In larger dogs the test can be done with them standing on the floor, whilst medium sized dogs can be stood on the exam table and gently restrained and reassured by the owner. Small toy dogs may be held in the owner’s arms – if the dog is nervous or excitable it is essential to ensure the dog’s head is facing towards you in a comfortable manner, not tucked under the owner’s arms or towards their chest. Some dogs won’t cooperate, and in fact cats are notorious for this.
Other forms of visual testing include the following:
1. Obstacle course. If the waiting room is empty and I am unsure about the degree of vision present, I will set up an obstacle course. Be aware that this might not be appropriate to do immediately in a first opinion setting, as it takes time and needs space; it may be necessary to admit the pet to the clinic for this degree of assessment. A sufficiently large and secure room, devoid of other animals and owners, must be available; all doors need to be closed so the animal cannot escape. Objects of various sizes are placed across the floor to create a maze-like course for the pet to negotiate; I use readily available items such as chairs placed on their side, leaflet holders and waste paper bins (Figure 1). The owner should assume a position on the far side of the maze whilst I hold the pet on the near side. The owner is then asked to calmly call their dog towards them, allowing me to assess the dog’s vision. Over-enthusiastic calling must be avoided as the dog may rush through the maze and hurt itself.

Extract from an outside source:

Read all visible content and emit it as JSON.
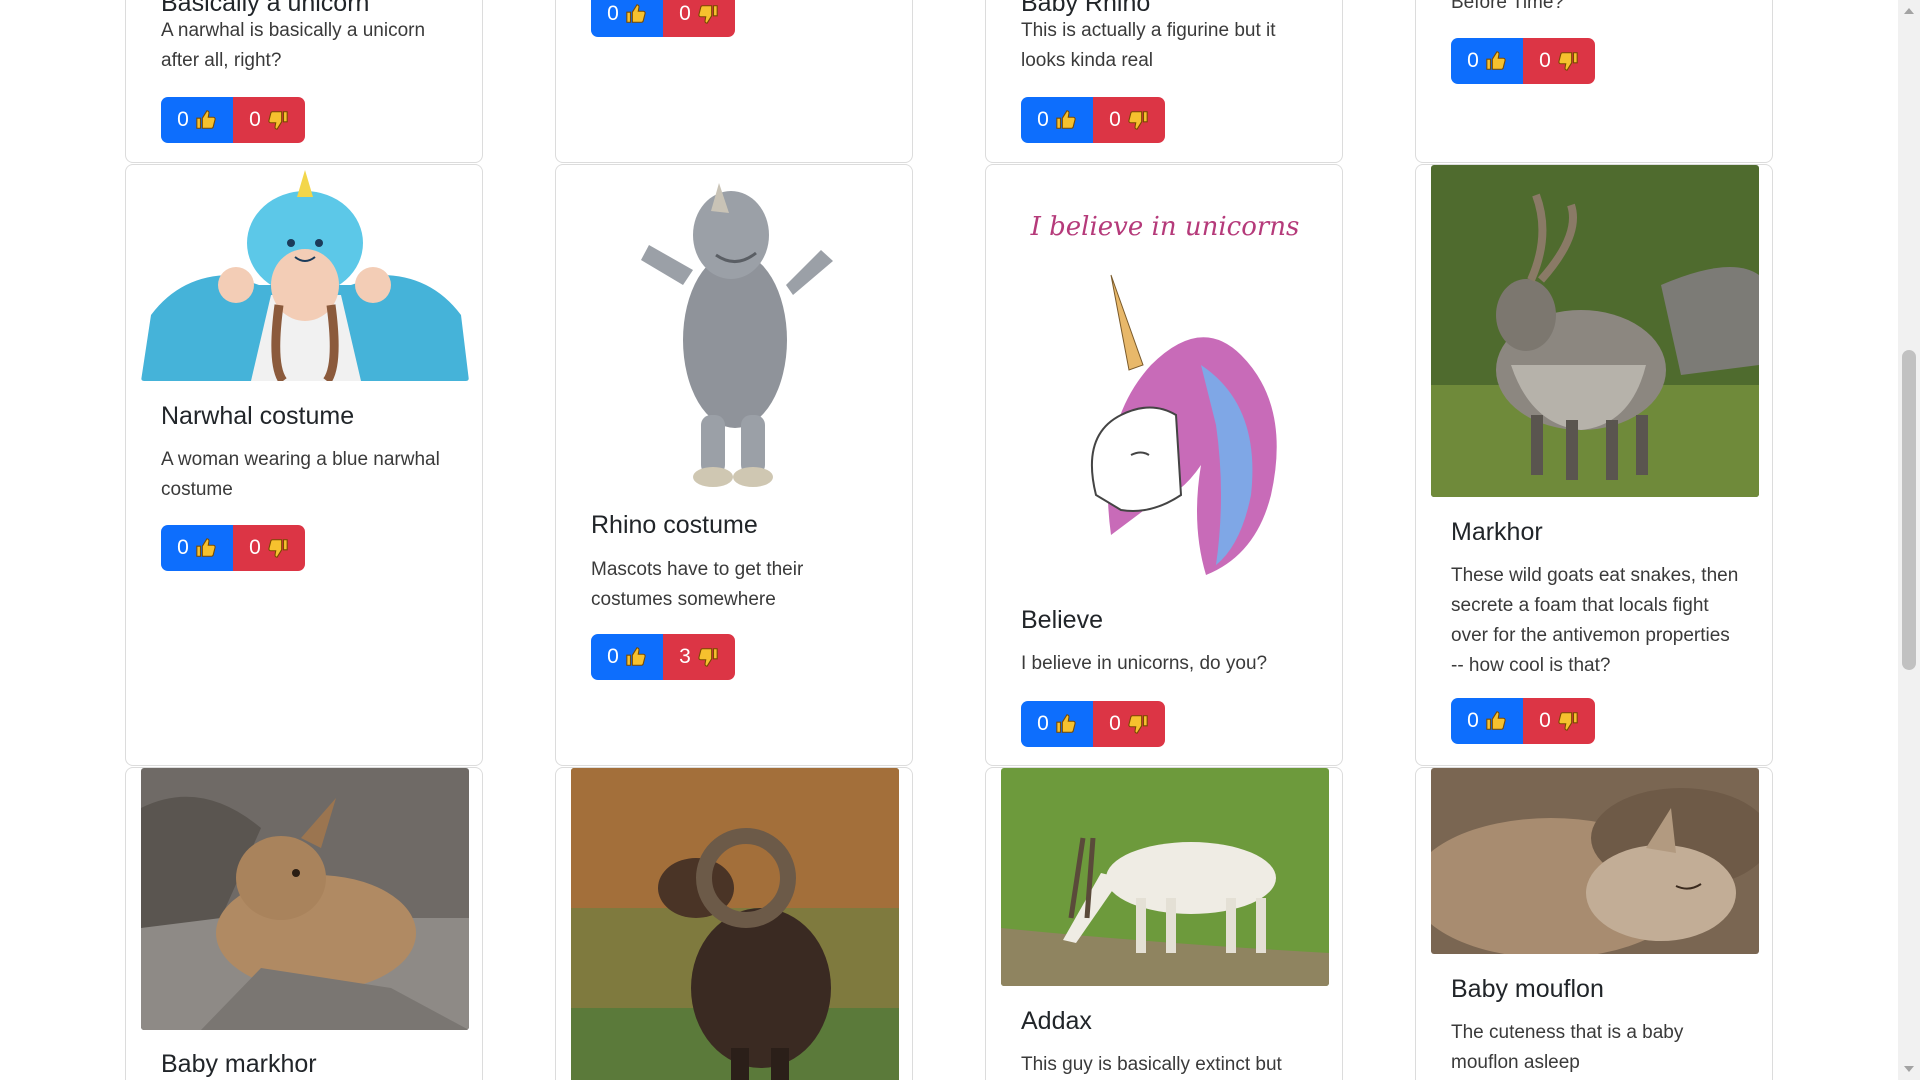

Where possible it might be appropriate to attempt to assess vision in both light (photopic) and dark (scotopic) conditions, as some conditions, such as inherited retinopathies, (specifically gPRA) initially affect nighttime vision because of particular effects on rod function. The history may give a clue in this situation, so it is important to ask the owner what the pet’s vision is like when taken out at night, but the clinician should also judge if the response to the visual test seems worse in dim light, although of course this will be very much a subjective assessment.